Eduardito se empinó sobre la banqueta para alcanzar el estante más fácilmente. Cogió la caja de cartón con sus pequeñas manos con tan mala suerte que ésta cayó al suelo y su contenido se desparramó por el suelo. Un montón de caramelos cubrieron el parqué y el niño sintió una mezcla de miedo y fascinación. Miedo de haber sido oído por su abuela, a pesar de que estaba ya medio sorda, y de la consiguiente regañina. Y fascinación porque por fin había descubierto el escondite donde su mamá guardaba esas golosinas que no quería compartir con nadie y que, por eso, se tomaba siempre a escondidas.
Sin embargo, su madre no las llamaba chucherías. Y cada vez que le preguntaba por ellas, desde aquella ocasión en que la sorprendió tomándose una, la mujer rehuía el tema, entre incómoda e impaciente.
- Si no son caramelos, entonces, ¿qué son?
- Son… son las pastillas de estar bien de mamá. Y te prohíbo terminantemente que las toques, ¿entendido?

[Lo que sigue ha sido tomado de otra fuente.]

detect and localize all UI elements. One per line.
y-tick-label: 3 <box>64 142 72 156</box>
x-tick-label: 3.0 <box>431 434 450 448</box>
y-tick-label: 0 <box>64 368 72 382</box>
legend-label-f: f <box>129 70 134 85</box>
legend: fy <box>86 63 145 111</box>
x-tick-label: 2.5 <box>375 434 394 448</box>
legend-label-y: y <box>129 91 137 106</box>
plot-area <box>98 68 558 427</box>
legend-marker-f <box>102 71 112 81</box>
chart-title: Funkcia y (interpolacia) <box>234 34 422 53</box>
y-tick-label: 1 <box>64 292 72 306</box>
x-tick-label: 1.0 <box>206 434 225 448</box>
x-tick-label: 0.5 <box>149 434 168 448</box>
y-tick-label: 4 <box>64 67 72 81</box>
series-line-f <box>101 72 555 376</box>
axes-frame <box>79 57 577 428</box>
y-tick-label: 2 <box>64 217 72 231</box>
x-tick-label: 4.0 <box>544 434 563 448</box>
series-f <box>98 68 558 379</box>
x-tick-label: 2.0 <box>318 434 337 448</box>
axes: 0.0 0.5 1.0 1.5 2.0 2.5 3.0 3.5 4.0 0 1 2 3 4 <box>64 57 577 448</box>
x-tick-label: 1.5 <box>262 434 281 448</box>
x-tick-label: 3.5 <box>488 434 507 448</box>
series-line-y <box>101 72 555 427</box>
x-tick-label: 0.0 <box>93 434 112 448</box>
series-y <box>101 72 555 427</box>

Eduardito no dijo nada, pero aquellas palabras, lejos de mitigar su interés por aquellos dulces, lo multiplicó. ¿Qué tenían de especial aquellas grageas, además de su tentador aspecto, que además le hacían a uno "estar bien"? Seguro que tenían que ser muy especiales porque no era propio de su madre negarse a compartir algo.
Hacía un tiempo que su madre estaba algo alicaída. Varias veces la había visto llorando y cuando le preguntaba qué ocurría respondía que nada.
- ¿Te has dado un golpe? ¿Te duele algo? ¿Te has peleado con papá?
- No, nada de eso.
- ¿Por qué lloras pues?
- Por nada. Anda, vete a jugar.
A Eduardito le habían llamado llorón muchas veces. En casa y en la escuela. Pero él siempre lloraba por alguna razón. Pero desde que tomaba esos caramelos, su mamá ya no sollozaba tanto. ¿Serían mágicos? ¿Darían poderes? A lo mejor si se tomaba unos cuantos se convertía en un fortachón y el matón del cole se lo pensaría dos veces antes de intentar robarle el bocadillo o meterse con él.
Eduardito volvió a mirar las cápsulas. El color rojo brillante de los dulces prometía al pequeño deliciosos sabores.
En ese momento, volvió su madre de la calle y se encontró con la escena. Aliviada al comprobar que su hijo no había ingerido ninguna pastilla, reprimió su ira inicial cuando comprendió que la culpa de lo que podía haber pasado la tenía en realidad ella.
Y aquella tarde, por primera vez, la mujer le explicó a su hijo, en un lenguaje sencillo y claro, lo que le ocurría y qué estaba haciendo para solucionarlo. Y lamentó que hubiera estado a punto de suceder una desgracia para haber dado ese paso.